While state-owned entities Litel and BNDES together have a majority stake in Valepar, a shareholder agreement means major decisions also require support from at least one of the two private-sector partners, Mitsui and Bradesco.
According to widespread local reports, the government of President Dilma Rousseff has pressured the Bradesco banking group, which also owns Bradespar, to replace Agnelli with an executive more willing to comply with government suggestions on investments. The government has criticized Vale on more than one occasion for not making investments which would speed Brazilian industrial development, including in shipbuilding and steelmaking.
On this theme, Mines & Energy Minister Edison Lobao on Monday said Vale needs to bring its investment policies more in line with Brazil’s national interests, but he also praised Agnelli’s tenure.
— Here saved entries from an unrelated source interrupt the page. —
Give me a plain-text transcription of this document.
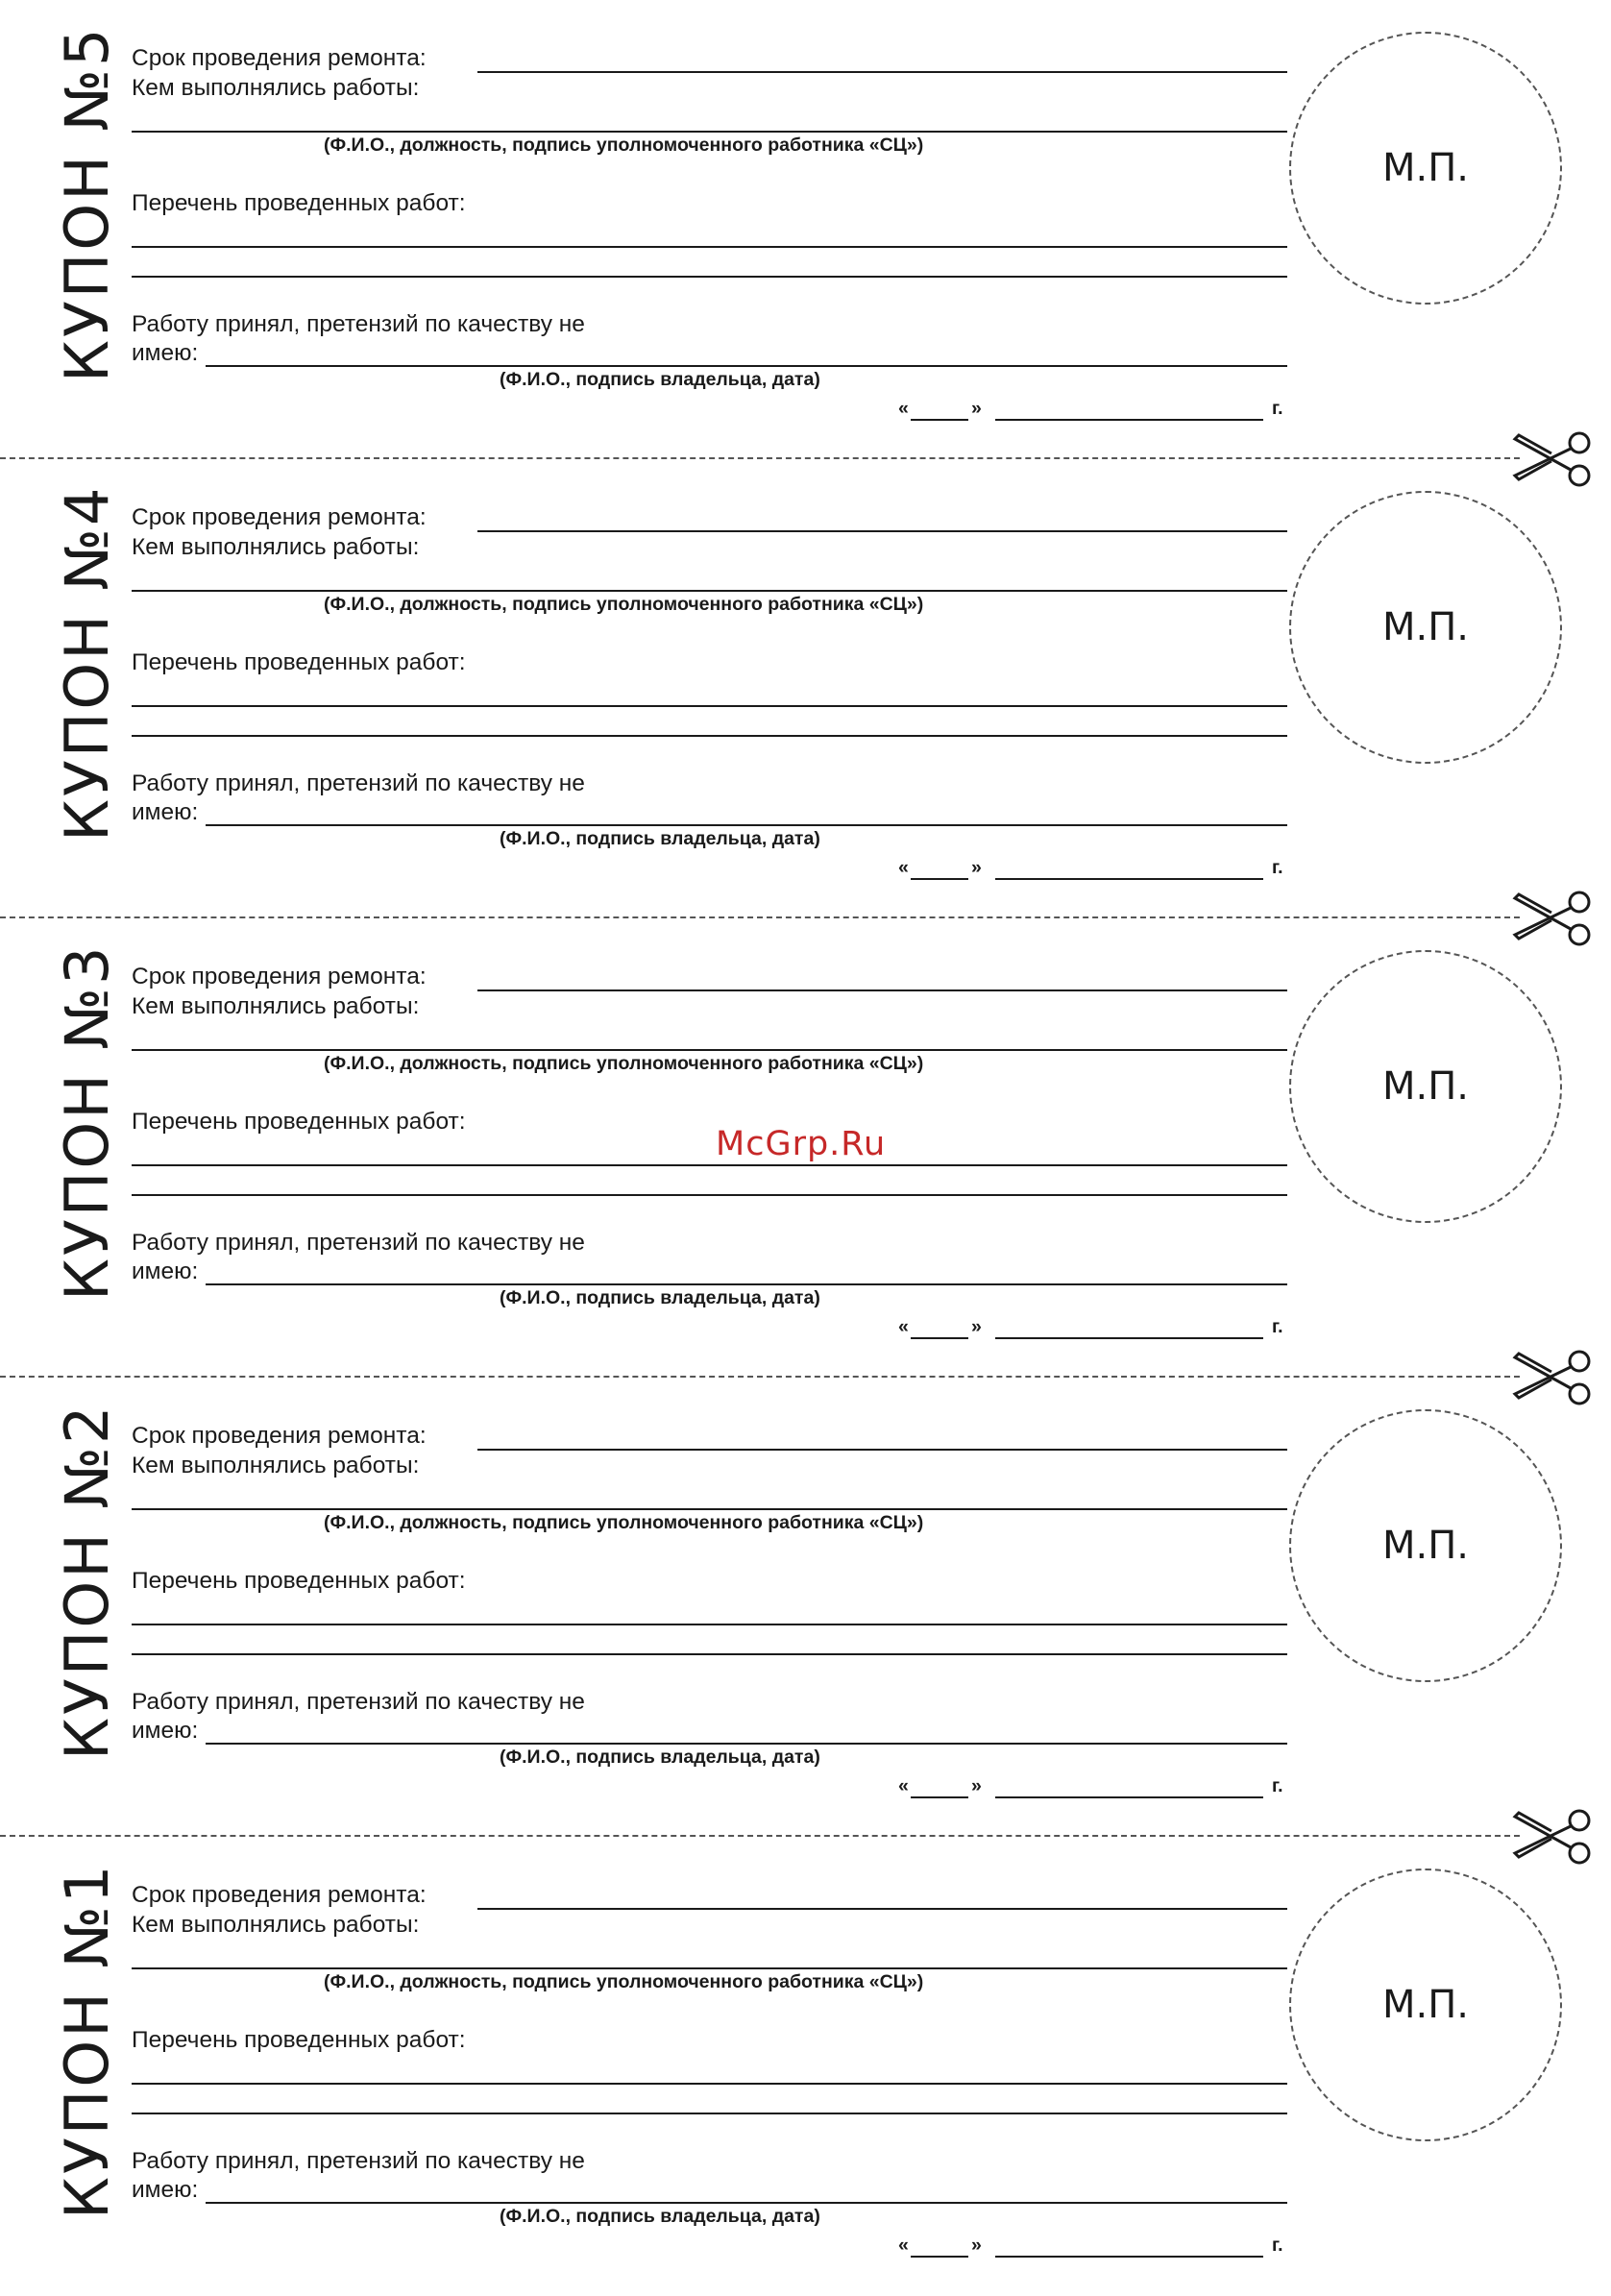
КУПОН №5 Срок проведения ремонта:
Кем выполнялись работы:
(Ф.И.О., должность, подпись уполномоченного работника «СЦ»)
Перечень проведенных работ:
Работу принял, претензий по качеству не
имею:
(Ф.И.О., подпись владельца, дата)
«	»	г.
М.П.
КУПОН №4 Срок проведения ремонта:
Кем выполнялись работы:
(Ф.И.О., должность, подпись уполномоченного работника «СЦ»)
Перечень проведенных работ:
Работу принял, претензий по качеству не
имею:
(Ф.И.О., подпись владельца, дата)
«	»	г.
М.П.
КУПОН №3 Срок проведения ремонта:
Кем выполнялись работы:
(Ф.И.О., должность, подпись уполномоченного работника «СЦ»)
Перечень проведенных работ:
Работу принял, претензий по качеству не
имею:
(Ф.И.О., подпись владельца, дата)
«	»	г.
М.П.
КУПОН №2 Срок проведения ремонта:
Кем выполнялись работы:
(Ф.И.О., должность, подпись уполномоченного работника «СЦ»)
Перечень проведенных работ:
Работу принял, претензий по качеству не
имею:
(Ф.И.О., подпись владельца, дата)
«	»	г.
М.П.
КУПОН №1 Срок проведения ремонта:
Кем выполнялись работы:
(Ф.И.О., должность, подпись уполномоченного работника «СЦ»)
Перечень проведенных работ:
Работу принял, претензий по качеству не
имею:
(Ф.И.О., подпись владельца, дата)
«	»	г.
М.П.
McGrp.Ru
“The company needs to contribute more to Brazil’s interests,” said Lobao at an event in Brasilia. The minister cited the need for Vale to add value to the iron ore it mines by producing more steel in Brazil, which it can export in addition to iron ore, the minister said.
Lobao told reporters that he recognized that Agnelli made efforts to increase Vale’s steel investments in Brazil during the 10 years he was at the helm of the world’s largest iron ore producer. In mid-2010, Vale, in conjunction with German steelmaker ThyssenKrupp AG, brought into production a major 5 million-metric-tons-a-year steel mill in Rio de Janeiro state.
Agnelli’s departure from Vale when his mandate finishes should be considered natural considering the length of time he has already spent in the post, the minister said. “There’s nothing abnormal about his departure,” Lobao said.